Although he followed up several days later with a letter to say that the FBI had found nothing to change his earlier recommendation, Democrats blamed Comey for helping sink Clinton’s campaign at a crucial point.

On Monday, he spoke in far less detail about the Trump inquiry than he did about the FBI investigation into Clinton. He refused to commit to providing an update or to say when the investigation would be completed.

“I don’t know how long the work will take,” he said.

Comey and Rogers said they stood by a Jan. 6 report by the U.S. intelligence community that said Russian President Vladimir Putin had approved an intelligence operation in an effort to hurt Clinton and to help Trump.

They also repeated that U.S. agencies did not try to assess whether the Russian effort, which included the hacking of Democratic National Committee computers and leaks of emails that embarrassed the Clinton campaign, had swayed public opinion or affected any votes on Election Day.

Both said they were surprised by the openness of the Russian operation.

“It’s almost as if they didn’t care that we knew what they were doing or that they wanted us to see what they were doing,” Comey said. “It was very noisy, their intrusions in different institutions.”

Republicans on the House committee focused their questions on leaks of classified information to the media about Trump’s current and former aides, rather than on the investigation of Russian meddling.

Few offered any public defense of Trump’s continued claims of wiretapping or of contacts between his aides and Russian authorities. Several sought to limit the political damage by questioning whether Putin actively sought to help Trump.

“Don’t you think it’s ridiculous to say the Russians prefer Republicans over Democrats?” asked Rep. Devin Nunes, R-Calif., the committee chairman.

In contrast, Rep. Adam B. Schiff, D-Calif., the top Democrat on the panel, recounted numerous reports of contacts between senior members of Trump’s campaign team and current and former Russian officials.

Several top Trump aides, including his former campaign manager, Paul Manafort, and his former national security adviser, Michael Flynn, were forced out because of those contacts.

Other Democrats questioned Comey about the Trump team’s removal of Republican Party platform language calling for arming Ukraine in its fight against pro-Russian separatists, as well former Trump adviser Roger Stone’s contacts with pro-Russian hackers.

Several Democrats unsuccessfully pressed Comey to confirm some details in a dossier of unverified allegations against Trump and his associates that was written by a former British intelligence officer and made public in January by BuzzFeed.

“Is it possible that all of these events and reports are completely unrelated and nothing more than an entirely unhappy coincidence? Yes, it is possible,” Schiff said. “But it is also possible, maybe more than possible, that they are not coincidental, not disconnected and not unrelated.”

Schiff added that if Trump associates did collaborate with Russia, it would be a “potential crime” and “one of the most shocking betrayals of democracy in history.”

Rep.
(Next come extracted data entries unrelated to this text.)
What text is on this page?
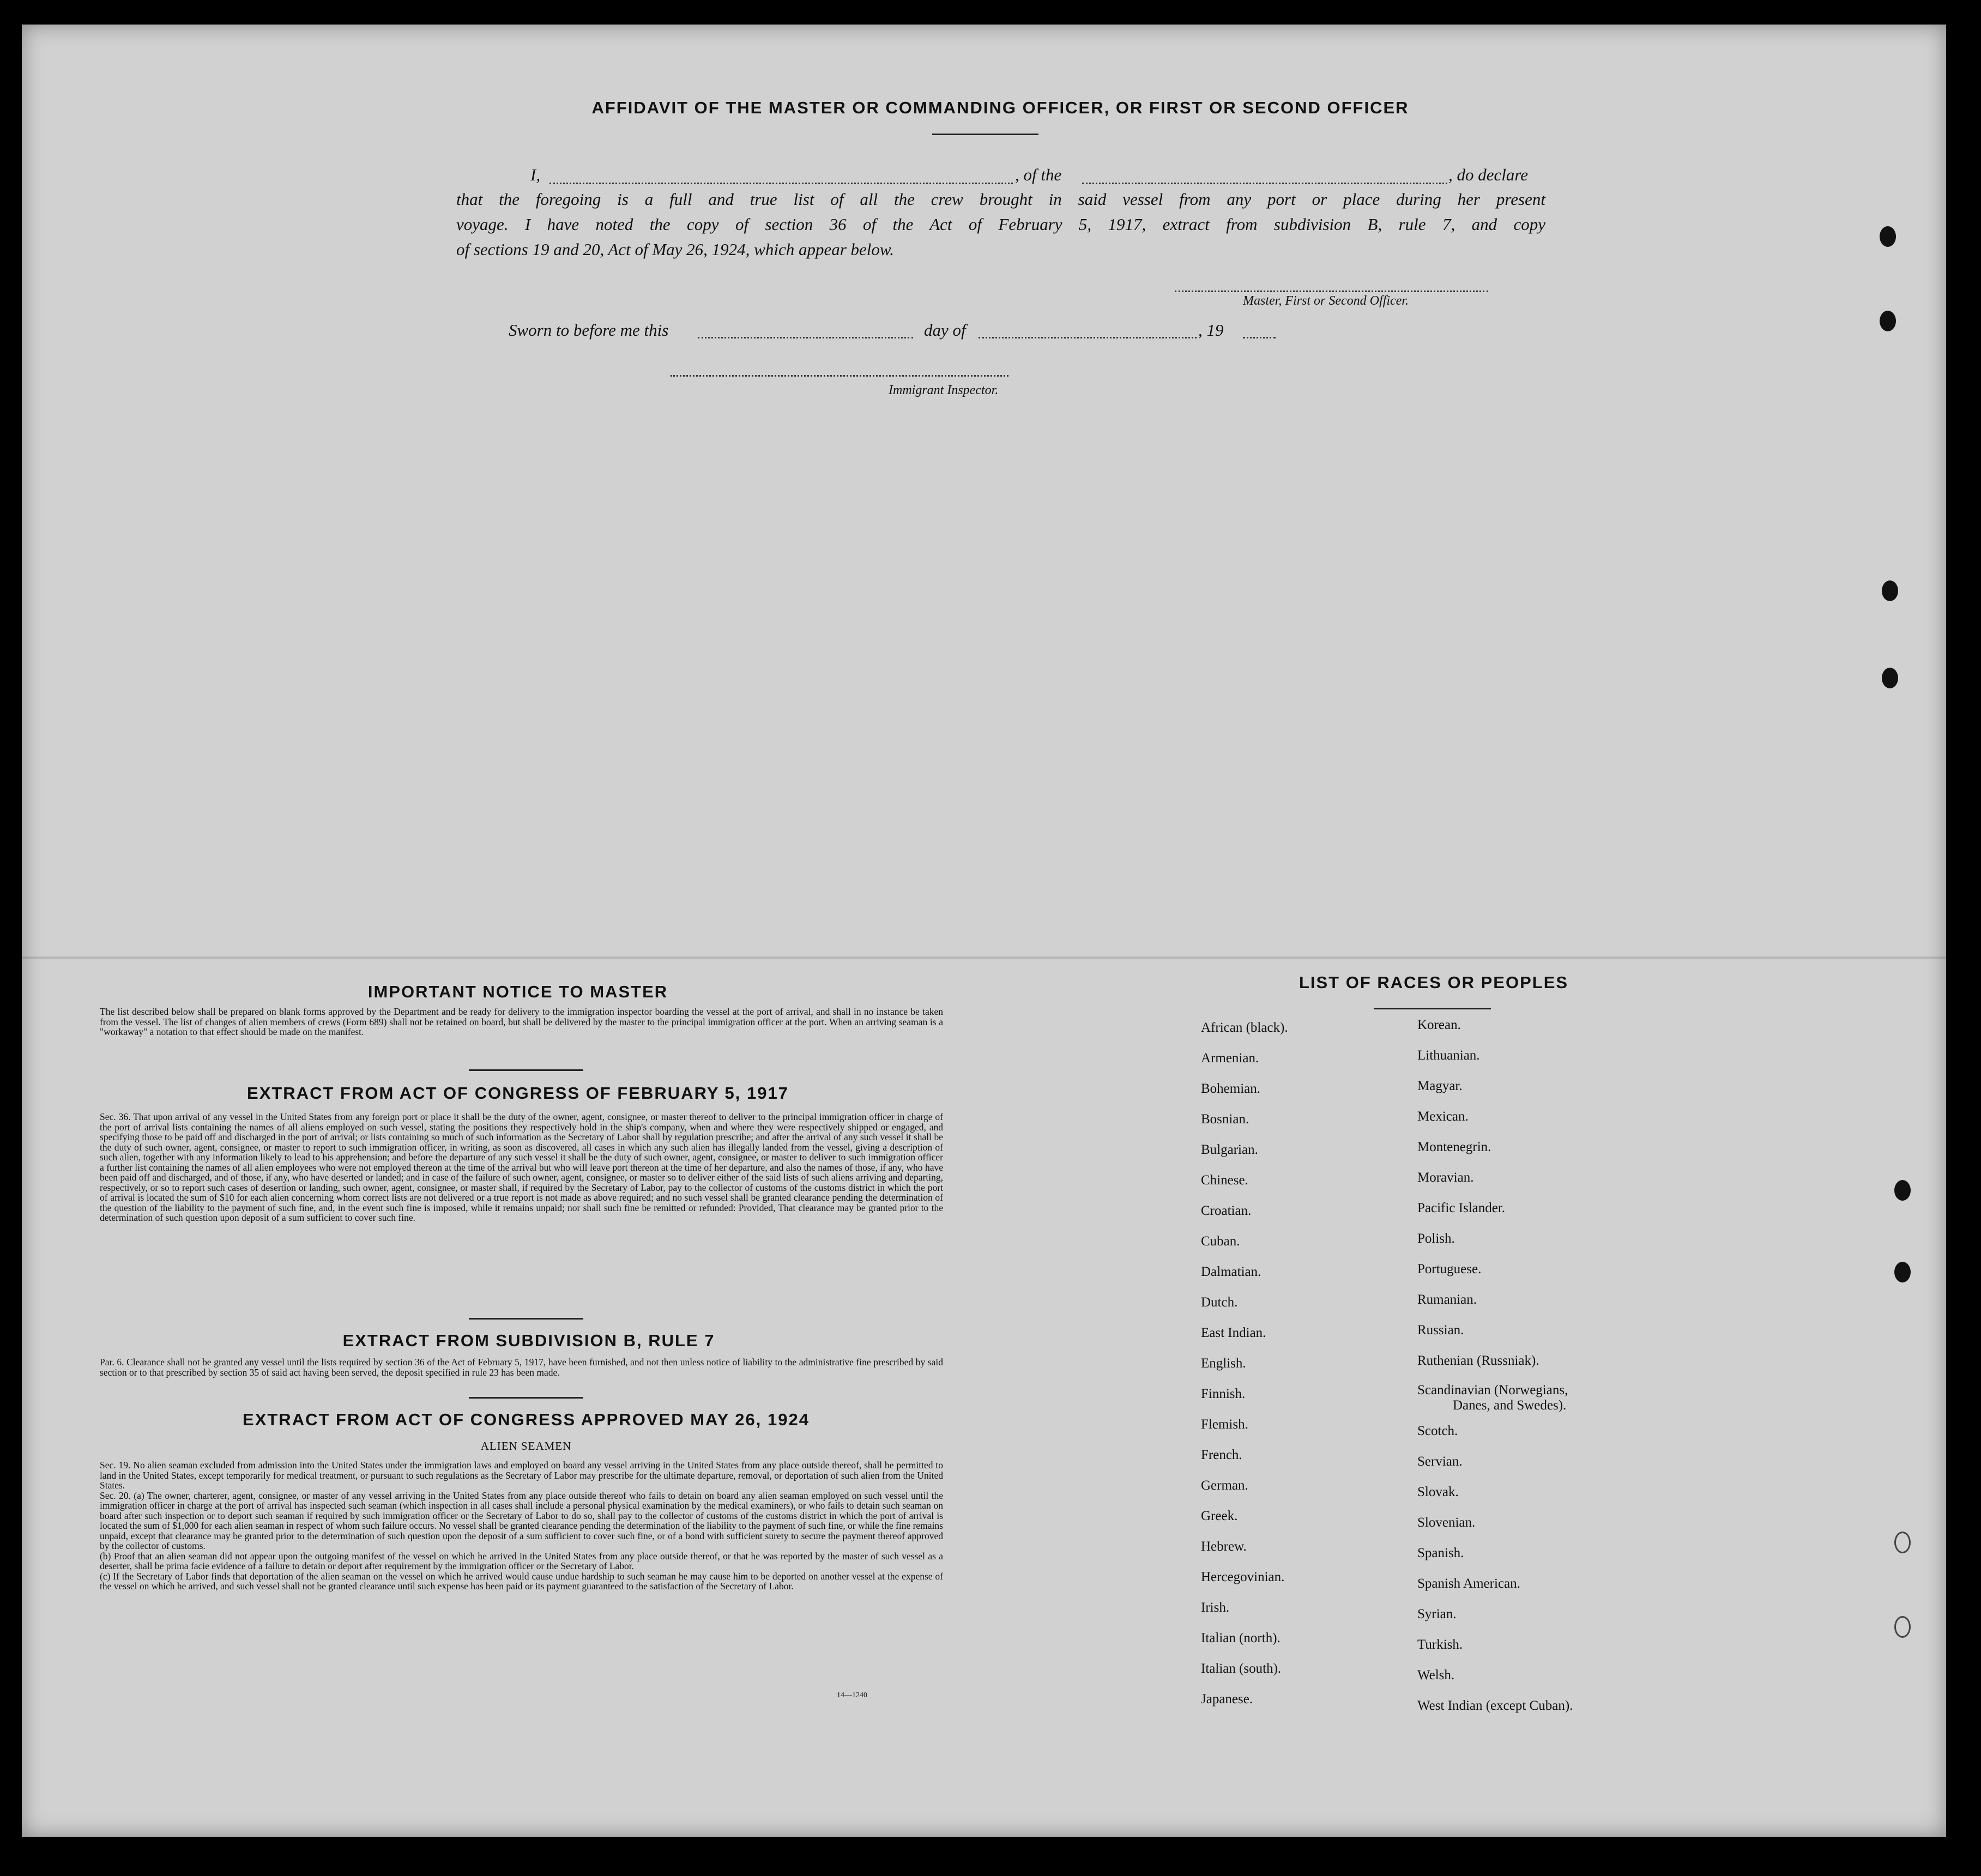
AFFIDAVIT OF THE MASTER OR COMMANDING OFFICER, OR FIRST OR SECOND OFFICER
I,	, of the	, do declare
that the foregoing is a full and true list of all the crew brought in said vessel from any port or place during her present
voyage. I have noted the copy of section 36 of the Act of February 5, 1917, extract from subdivision B, rule 7, and copy
of sections 19 and 20, Act of May 26, 1924, which appear below.
Master, First or Second Officer.
Sworn to before me this	day of	, 19
Immigrant Inspector.
IMPORTANT NOTICE TO MASTER
The list described below shall be prepared on blank forms approved by the Department and be ready for delivery to the immigration inspector boarding the vessel at the port of arrival, and shall in no instance be taken from the vessel. The list of changes of alien members of crews (Form 689) shall not be retained on board, but shall be delivered by the master to the principal immigration officer at the port. When an arriving seaman is a "workaway" a notation to that effect should be made on the manifest.
EXTRACT FROM ACT OF CONGRESS OF FEBRUARY 5, 1917
Sec. 36. That upon arrival of any vessel in the United States from any foreign port or place it shall be the duty of the owner, agent, consignee, or master thereof to deliver to the principal immigration officer in charge of the port of arrival lists containing the names of all aliens employed on such vessel, stating the positions they respectively hold in the ship's company, when and where they were respectively shipped or engaged, and specifying those to be paid off and discharged in the port of arrival; or lists containing so much of such information as the Secretary of Labor shall by regulation prescribe; and after the arrival of any such vessel it shall be the duty of such owner, agent, consignee, or master to report to such immigration officer, in writing, as soon as discovered, all cases in which any such alien has illegally landed from the vessel, giving a description of such alien, together with any information likely to lead to his apprehension; and before the departure of any such vessel it shall be the duty of such owner, agent, consignee, or master to deliver to such immigration officer a further list containing the names of all alien employees who were not employed thereon at the time of the arrival but who will leave port thereon at the time of her departure, and also the names of those, if any, who have been paid off and discharged, and of those, if any, who have deserted or landed; and in case of the failure of such owner, agent, consignee, or master so to deliver either of the said lists of such aliens arriving and departing, respectively, or so to report such cases of desertion or landing, such owner, agent, consignee, or master shall, if required by the Secretary of Labor, pay to the collector of customs of the customs district in which the port of arrival is located the sum of $10 for each alien concerning whom correct lists are not delivered or a true report is not made as above required; and no such vessel shall be granted clearance pending the determination of the question of the liability to the payment of such fine, and, in the event such fine is imposed, while it remains unpaid; nor shall such fine be remitted or refunded: Provided, That clearance may be granted prior to the determination of such question upon deposit of a sum sufficient to cover such fine.
EXTRACT FROM SUBDIVISION B, RULE 7
Par. 6. Clearance shall not be granted any vessel until the lists required by section 36 of the Act of February 5, 1917, have been furnished, and not then unless notice of liability to the administrative fine prescribed by said section or to that prescribed by section 35 of said act having been served, the deposit specified in rule 23 has been made.
EXTRACT FROM ACT OF CONGRESS APPROVED MAY 26, 1924
ALIEN SEAMEN

Sec. 19. No alien seaman excluded from admission into the United States under the immigration laws and employed on board any vessel arriving in the United States from any place outside thereof, shall be permitted to land in the United States, except temporarily for medical treatment, or pursuant to such regulations as the Secretary of Labor may prescribe for the ultimate departure, removal, or deportation of such alien from the United States.

Sec. 20. (a) The owner, charterer, agent, consignee, or master of any vessel arriving in the United States from any place outside thereof who fails to detain on board any alien seaman employed on such vessel until the immigration officer in charge at the port of arrival has inspected such seaman (which inspection in all cases shall include a personal physical examination by the medical examiners), or who fails to detain such seaman on board after such inspection or to deport such seaman if required by such immigration officer or the Secretary of Labor to do so, shall pay to the collector of customs of the customs district in which the port of arrival is located the sum of $1,000 for each alien seaman in respect of whom such failure occurs. No vessel shall be granted clearance pending the determination of the liability to the payment of such fine, or while the fine remains unpaid, except that clearance may be granted prior to the determination of such question upon the deposit of a sum sufficient to cover such fine, or of a bond with sufficient surety to secure the payment thereof approved by the collector of customs.

(b) Proof that an alien seaman did not appear upon the outgoing manifest of the vessel on which he arrived in the United States from any place outside thereof, or that he was reported by the master of such vessel as a deserter, shall be prima facie evidence of a failure to detain or deport after requirement by the immigration officer or the Secretary of Labor.

(c) If the Secretary of Labor finds that deportation of the alien seaman on the vessel on which he arrived would cause undue hardship to such seaman he may cause him to be deported on another vessel at the expense of the vessel on which he arrived, and such vessel shall not be granted clearance until such expense has been paid or its payment guaranteed to the satisfaction of the Secretary of Labor.

14—1240
LIST OF RACES OR PEOPLES
African (black).
Armenian.
Bohemian.
Bosnian.
Bulgarian.
Chinese.
Croatian.
Cuban.
Dalmatian.
Dutch.
East Indian.
English.
Finnish.
Flemish.
French.
German.
Greek.
Hebrew.
Hercegovinian.
Irish.
Italian (north).
Italian (south).
Japanese.
Korean.
Lithuanian.
Magyar.
Mexican.
Montenegrin.
Moravian.
Pacific Islander.
Polish.
Portuguese.
Rumanian.
Russian.
Ruthenian (Russniak).
Scandinavian (Norwegians,
Danes, and Swedes).
Scotch.
Servian.
Slovak.
Slovenian.
Spanish.
Spanish American.
Syrian.
Turkish.
Welsh.
West Indian (except Cuban).
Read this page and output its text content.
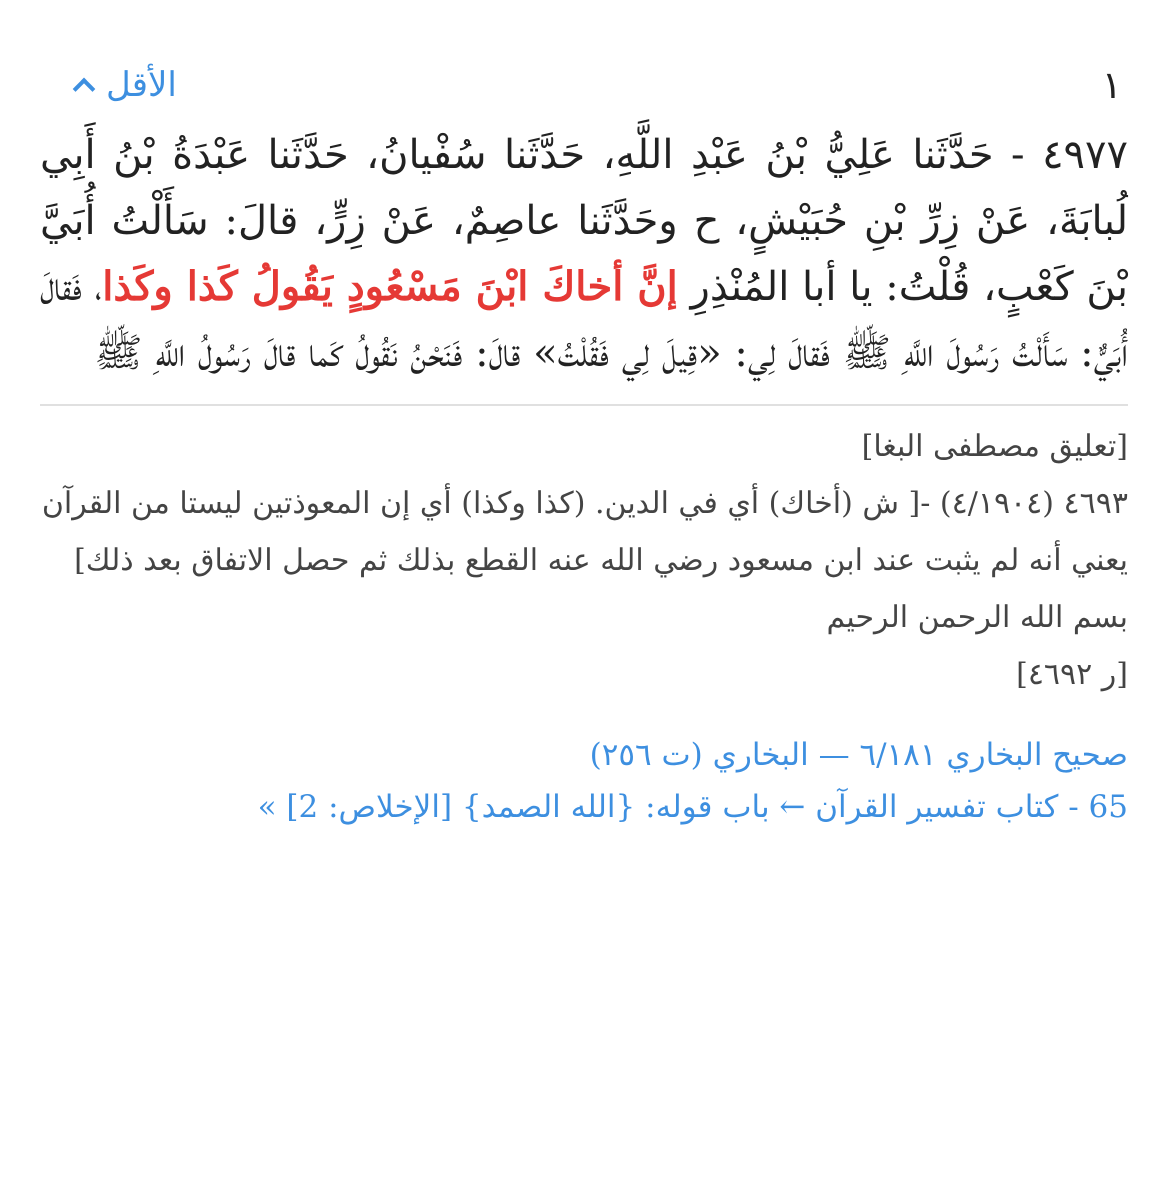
١
الأقل
٤٩٧٧ - حَدَّثَنا عَلِيُّ بْنُ عَبْدِ اللَّهِ، حَدَّثَنا سُفْيانُ، حَدَّثَنا عَبْدَةُ بْنُ أَبِي لُبابَةَ، عَنْ زِرِّ بْنِ حُبَيْشٍ، ح وحَدَّثَنا عاصِمٌ، عَنْ زِرٍّ، قالَ: سَأَلْتُ أُبَيَّ بْنَ كَعْبٍ، قُلْتُ: يا أبا المُنْذِرِ إنَّ أخاكَ ابْنَ مَسْعُودٍ يَقُولُ كَذا وكَذا، فَقالَ أُبَيٌّ: سَأَلْتُ رَسُولَ اللَّهِ ﷺ فَقالَ لِي: «قِيلَ لِي فَقُلْتُ» قالَ: فَنَحْنُ نَقُولُ كَما قالَ رَسُولُ اللَّهِ ﷺ

[تعليق مصطفى البغا]

٤٦٩٣ (٤/١٩٠٤) -[ ش (أخاك) أي في الدين. (كذا وكذا) أي إن المعوذتين ليستا من القرآن يعني أنه لم يثبت عند ابن مسعود رضي الله عنه القطع بذلك ثم حصل الاتفاق بعد ذلك]

بسم الله الرحمن الرحيم

[ر ٤٦٩٢]

صحيح البخاري ٦/١٨١ — البخاري (ت ٢٥٦)
65 - كتاب تفسير القرآن ← باب قوله: {الله الصمد} [الإخلاص: 2] »
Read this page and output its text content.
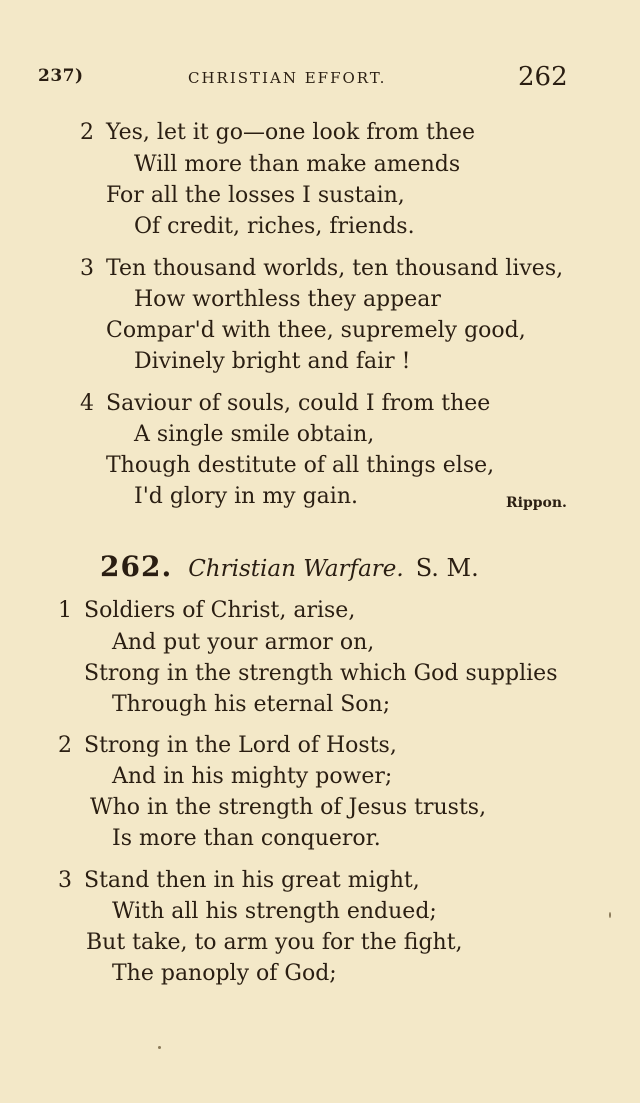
237)	CHRISTIAN EFFORT.	262
2 Yes, let it go—one look from thee
Will more than make amends
For all the losses I sustain,
Of credit, riches, friends.
3 Ten thousand worlds, ten thousand lives,
How worthless they appear
Compar'd with thee, supremely good,
Divinely bright and fair !
4 Saviour of souls, could I from thee
A single smile obtain,
Though destitute of all things else,
I'd glory in my gain.	Rippon.
262. Christian Warfare. S. M.
1 Soldiers of Christ, arise,
And put your armor on,
Strong in the strength which God supplies
Through his eternal Son;
2 Strong in the Lord of Hosts,
And in his mighty power;
Who in the strength of Jesus trusts,
Is more than conqueror.
3 Stand then in his great might,
With all his strength endued;
But take, to arm you for the fight,
The panoply of God;
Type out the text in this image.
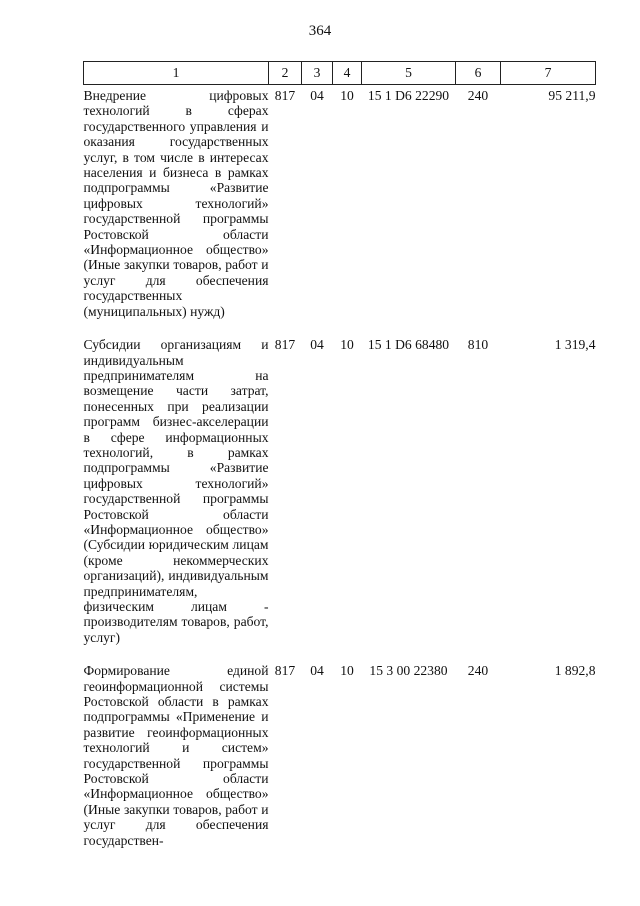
364
1	2	3	4	5	6	7
Внедрение цифровых технологий в сферах государственного управления и оказания государственных услуг, в том числе в интересах населения и бизнеса в рамках подпрограммы «Развитие цифровых технологий» государственной программы Ростовской области «Информационное общество» (Иные закупки товаров, работ и услуг для обеспечения государственных (муниципальных) нужд)	817	04	10	15 1 D6 22290	240	95 211,9
Субсидии организациям и индивидуальным предпринимателям на возмещение части затрат, понесенных при реализации программ бизнес-акселерации в сфере информационных технологий, в рамках подпрограммы «Развитие цифровых технологий» государственной программы Ростовской области «Информационное общество» (Субсидии юридическим лицам (кроме некоммерческих организаций), индивидуальным предпринимателям, физическим лицам - производителям товаров, работ, услуг)	817	04	10	15 1 D6 68480	810	1 319,4
Формирование единой геоинформационной системы Ростовской области в рамках подпрограммы «Применение и развитие геоинформационных технологий и систем» государственной программы Ростовской области «Информационное общество» (Иные закупки товаров, работ и услуг для обеспечения государствен-	817	04	10	15 3 00 22380	240	1 892,8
Trey Gowdy, R-S.C., pressed Comey to say whether the FBI was investigating leaks to the media that disclosed Flynn’s conversations with the Russian ambassador, which apparently were picked up inadvertently on NSA communications intercepts.

“The name of a U.S. citizen that was supposed to be statutorily protected is no longer protected,” Gowdy said.

“I don’t want to confirm it by saying we are investigating,” Comey said. “Be assured we are going to take it very seriously.”